Solution of three-dimensional, anisotropic, nonlinear problems of magnetostatics using two scalar potentials, finite and infinite multipolar elements and automatic mesh generation

The two-scalar potentials idea has been used with success for the computation of static magnetic fields in the presence of nonlinear isotropic magnetic materials by the finite element method. In this communication we formulate the two-scalar-potentials method for anisotropic materials and present a computer program and the solution of an example problem. The use of infinite multipolar elements is also discussed.
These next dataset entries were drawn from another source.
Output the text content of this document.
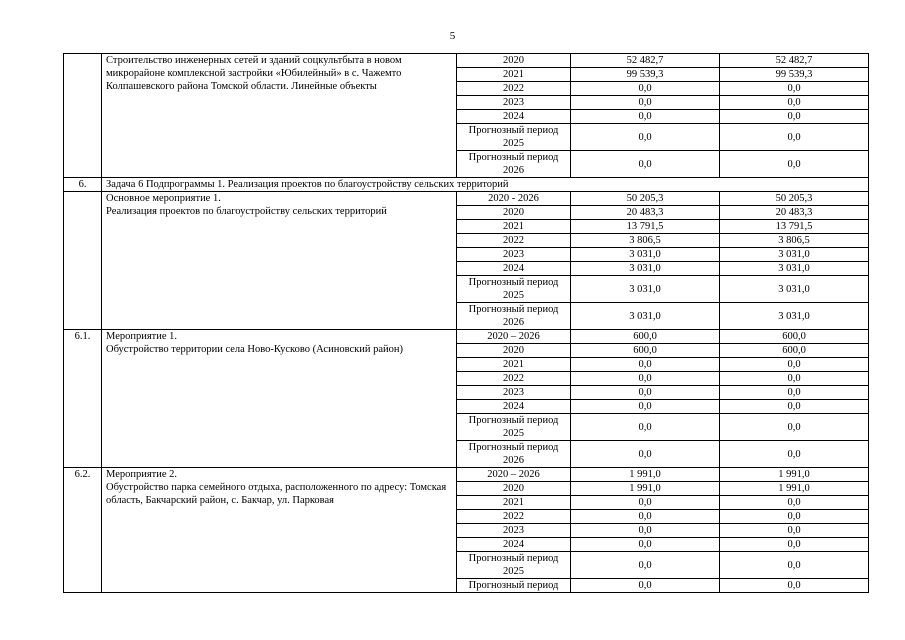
5
	Строительство инженерных сетей и зданий соцкультбыта в новом микрорайоне комплексной застройки «Юбилейный» в с. Чажемто Колпашевского района Томской области. Линейные объекты	2020	52 482,7	52 482,7
		2021	99 539,3	99 539,3
		2022	0,0	0,0
		2023	0,0	0,0
		2024	0,0	0,0
		Прогнозный период 2025	0,0	0,0
		Прогнозный период 2026	0,0	0,0
6.	Задача 6 Подпрограммы 1. Реализация проектов по благоустройству сельских территорий			
	Основное мероприятие 1.
Реализация проектов по благоустройству сельских территорий	2020 - 2026	50 205,3	50 205,3
		2020	20 483,3	20 483,3
		2021	13 791,5	13 791,5
		2022	3 806,5	3 806,5
		2023	3 031,0	3 031,0
		2024	3 031,0	3 031,0
		Прогнозный период 2025	3 031,0	3 031,0
		Прогнозный период 2026	3 031,0	3 031,0
6.1.	Мероприятие 1.
Обустройство территории села Ново-Кусково (Асиновский район)	2020 – 2026	600,0	600,0
		2020	600,0	600,0
		2021	0,0	0,0
		2022	0,0	0,0
		2023	0,0	0,0
		2024	0,0	0,0
		Прогнозный период 2025	0,0	0,0
		Прогнозный период 2026	0,0	0,0
6.2.	Мероприятие 2.
Обустройство парка семейного отдыха, расположенного по адресу: Томская область, Бакчарский район, с. Бакчар, ул. Парковая	2020 – 2026	1 991,0	1 991,0
		2020	1 991,0	1 991,0
		2021	0,0	0,0
		2022	0,0	0,0
		2023	0,0	0,0
		2024	0,0	0,0
		Прогнозный период 2025	0,0	0,0
		Прогнозный период	0,0	0,0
Several advanced methods and ideas are employed by the program: scalar potentials, rather than vector potentials, giving only one unknown quantity; the finite element method, in which the solution is approximated by a continuous function; the Galerkin method to solve the differential equations; accurate infinite elements, which avoid the introduction of an artificial boundary for unbounded problems; automatic mesh generation, which means that the user can construct a large mesh and represent a complicated geometry with little effort; automatic elimination of nodes outside the iron, which restricts the iterations to the nonlinear anisotropic region with economy of computer time; use of sparse matrix technology, which represents a further economy in computer time when assembling the linear equations and solving them by either Gauss elimination or iterative techniques such as the conjugated gradient method, etc. The combination of these techniques is very convenient.